Five cities were hit last year on our way to Washington DC. Here are some of the things we did when we were there.
Our first project of the tour was at a farm that had programs for mentally handicaped people to learn how to grow food for themslelves. They had several green houses and normally had the mentally handicaped people come out to plant and pick their crops. This year though, the heat had gone out in the greenhouses, and all of the vegetables were going to freez unless they could get picked ASAP. Enter STLF!
In one hour, we had all of the carrots picked for them (it would have taken them at least a week to do that by themselves!) and we started to clean out a barn that had a lot of wood and picknick tables in it that needed to be moved. After we finnished, we packed up and headed out to our next project.
Our next stop was at a mall that needed help putting on Read Across America for its city. We helped get kinds excited about reading by having them play games to earn books. While this was one of our more relaxed projects, it was the one that really got us comfortable talking to a lot of people we didn't know.
Our third stop on our trip was to Canada, where we helped a massive foodshelf package and ship much needed goods to places all over Canada. We got in some sightseeing and took pictures of Toronto from across the Ontario river.
After our project, we raced out to view a wintery Niagra Falls. The spectacle was as amazing as could be expected, and we soon found ourselves on the bus again, playing our newfound addiction: Maffia!
When we stopped in Syracuse, we helped out a daycare that was very, very understaffed. It was put on by the salvation army, and thus it was for low income families that were unable to send there children to normal daycare. From helping with the infants to playing with 3rd graders, we worked to keep the kids interested in any way possible. At one point some of the more exhausted team members just sat down and let the kids crawl over them! The kids were so happy to have people there to visit them and pay attention to them as they played.

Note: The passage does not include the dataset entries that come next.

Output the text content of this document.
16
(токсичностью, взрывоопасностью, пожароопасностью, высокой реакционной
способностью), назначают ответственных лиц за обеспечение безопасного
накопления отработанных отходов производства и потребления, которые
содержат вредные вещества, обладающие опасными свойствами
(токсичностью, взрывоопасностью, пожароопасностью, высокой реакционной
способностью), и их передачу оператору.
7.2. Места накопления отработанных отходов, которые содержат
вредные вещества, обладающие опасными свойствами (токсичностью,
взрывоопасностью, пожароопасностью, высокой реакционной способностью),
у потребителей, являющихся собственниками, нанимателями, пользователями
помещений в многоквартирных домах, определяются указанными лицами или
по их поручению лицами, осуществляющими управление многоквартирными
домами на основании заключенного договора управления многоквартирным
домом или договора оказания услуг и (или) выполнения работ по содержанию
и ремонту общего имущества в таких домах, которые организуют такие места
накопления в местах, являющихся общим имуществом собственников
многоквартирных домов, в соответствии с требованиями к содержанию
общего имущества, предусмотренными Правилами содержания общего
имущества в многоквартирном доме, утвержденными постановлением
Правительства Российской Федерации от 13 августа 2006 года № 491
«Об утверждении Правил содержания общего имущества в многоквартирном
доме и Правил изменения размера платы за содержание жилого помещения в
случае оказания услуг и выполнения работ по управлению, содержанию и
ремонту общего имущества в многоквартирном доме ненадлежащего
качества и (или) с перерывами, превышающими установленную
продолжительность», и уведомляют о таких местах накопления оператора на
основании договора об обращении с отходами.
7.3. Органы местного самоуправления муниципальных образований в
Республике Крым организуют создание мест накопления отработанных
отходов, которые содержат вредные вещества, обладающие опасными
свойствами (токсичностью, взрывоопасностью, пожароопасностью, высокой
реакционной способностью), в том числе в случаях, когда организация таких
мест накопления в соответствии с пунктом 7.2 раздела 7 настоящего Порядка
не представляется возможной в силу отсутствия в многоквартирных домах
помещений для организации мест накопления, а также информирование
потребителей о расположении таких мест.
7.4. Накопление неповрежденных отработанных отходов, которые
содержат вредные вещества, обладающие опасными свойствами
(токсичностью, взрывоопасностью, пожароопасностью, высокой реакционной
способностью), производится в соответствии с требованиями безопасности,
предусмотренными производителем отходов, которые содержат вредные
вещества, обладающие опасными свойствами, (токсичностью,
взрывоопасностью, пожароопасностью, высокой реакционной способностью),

Getting to tour one of the coolest cities yet, we hung out around downtown Batlimore for a night. Stopping for fine Baltimore dining (Hard Rock and Chipoltle), we checked out the ships docked around the city.
The next day, we had one of the more nerve racking projects. Traveling in groups, we walked around the run down parts of Baltimore walking up to anyone that looked homeless or poor (and that was just about everyone who we saw on the street) and gave them information about a fairly new organization that would be able to help them find work and shelter. One of the people that we talked to could not stop thanking us for the information and by the time we got back from handing out the flyers, there had already been at least four people knocking on there door asking if they could help them. Way to make a difference team!
For our last stop, we met up with the 14 other STLF busses that had been moving about the country and stopped in Washington DC. Here, we went into the dirtiest river in American and pulled out over 200 tires and 200 bages of garbage! Not to mention the other random things we found (step lader, a bed, toilet seat, etc.). After this, we got to hang around DC! Even though it rained on us, that didn't stop us from checking out the beauties of the capitol.
Five years ago, four students were sitting in a dorm room, wondering what they were going to do over spring break. The classic college party scene just wasn't doing it for them, so they decided to see if the concept of "Paying It Forward" could actually make a difference in the world. Paying it forward consists of doing a good deed to three people, in hopes that those three people then do good deeds to three other people, and so on until we have a huge chain reaction of good things happening all over!
In order to try this, the four students set up a bus trip from the U of M Twin Cities in which the people on the trip would travel to five cities on their way to Washington DC, where everyone would meet (just two buses the first year) and do one big service project.
After a lot of long nights of tiresome planning, the trip was a success. Only four years later they had expanded to several colleges and had 14 buses heading to DC and 12 heading to Texas, all of them full of college students on Spring Break.
Last year Morris set twenty three students on the Pay It Forward tour (including a foreign exchange student from China!). They stopped in the cities of Champaign Il, Lansing MI, Toronto Cannada, Syracuse NY, Baltimore MD, and Washington DC, sightseeing and doing service projects in each one.
This year, Morris' chapter is expanding beyond doing just the trip. We are looking to give back to the Morris community and surrounding area. Hopfully, we will be able to plan and execute a service project once a month.